We speculated that the mechanism of alcohol-induced cTnI elevation might be related to alcohol-induced myocyte injury, by direct oxidative damage, suppression of the protein synthesis and induction of apoptosis [12], leading to myocyte death, which causes very early myocardial damage, independent of alcoholic cardiomyopathy or any coronary artery disease. This hypothesis was supported by the findings that the myocardial content of cTnI was increased by approximately 40% whereas that of cTnT and cTnC remained unchanged in hearts from rats fed a diet containing alcohol for 16 weeks compared with pair-fed controls [13]. Further studies with larger numbers of patients are required to determine whether cTnI is a valid surrogate marker of cardiac involvement in patients with chronic alcoholism.

In this case, even though patient had the abnormal elevated cTnI, cardiac catheterization was deemed unnecessary since patient had no any objective evidence of myocardial damage based on his EKGs, echocardiogram and SPECT pharmacological stress testing. The findings of this case report provide hypothesis for a prospective study on alcoholism and early detection of myocardial damage leading to alcohol-induced cardiomyopathy. In addition, further studies are needed to verify whether cTnI is a good predictor of the heart function in a long-term period in patients who have developed alcohol-induced cardiomyopathy.
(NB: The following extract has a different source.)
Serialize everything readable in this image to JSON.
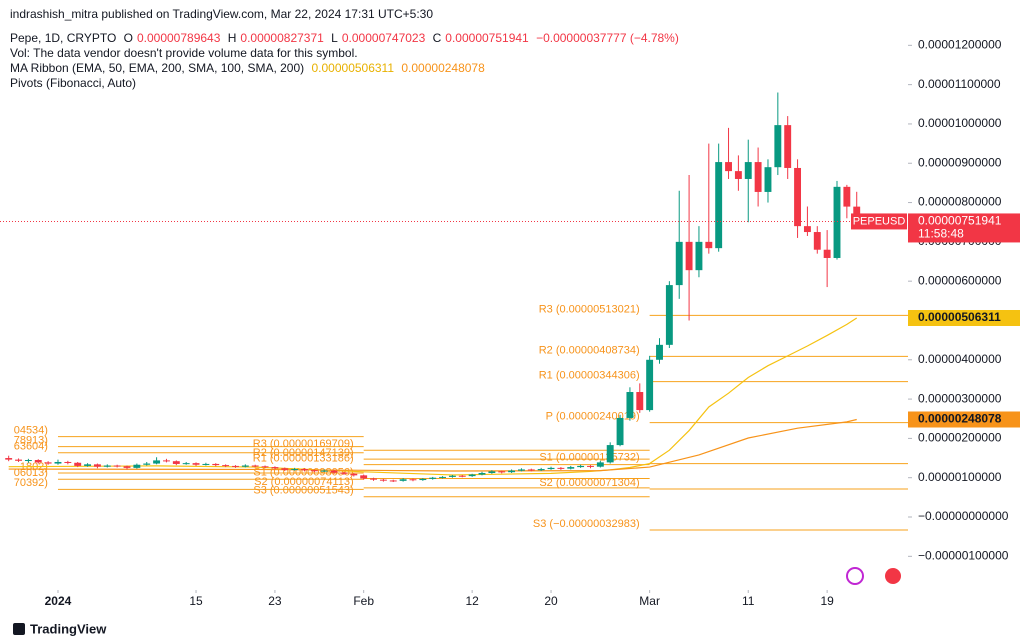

cTnI has shown to be elevated in a variety of clinical scenarios without evidence of ACS. This is the first report suggesting that the abnormal elevations of cTnI can be seen in patients with chronic alcoholism without objective evidence of myocardial infarction. The mechanism of alcohol-induced cTnI elevation might be related to alcohol-induced early myocardial damage, unrelated to CAD, not detected by routine cardiac workup. Recognition of this will help clinicians minimize hospital stay and avoid unnecessary invasive investigations and therapeutic procedures.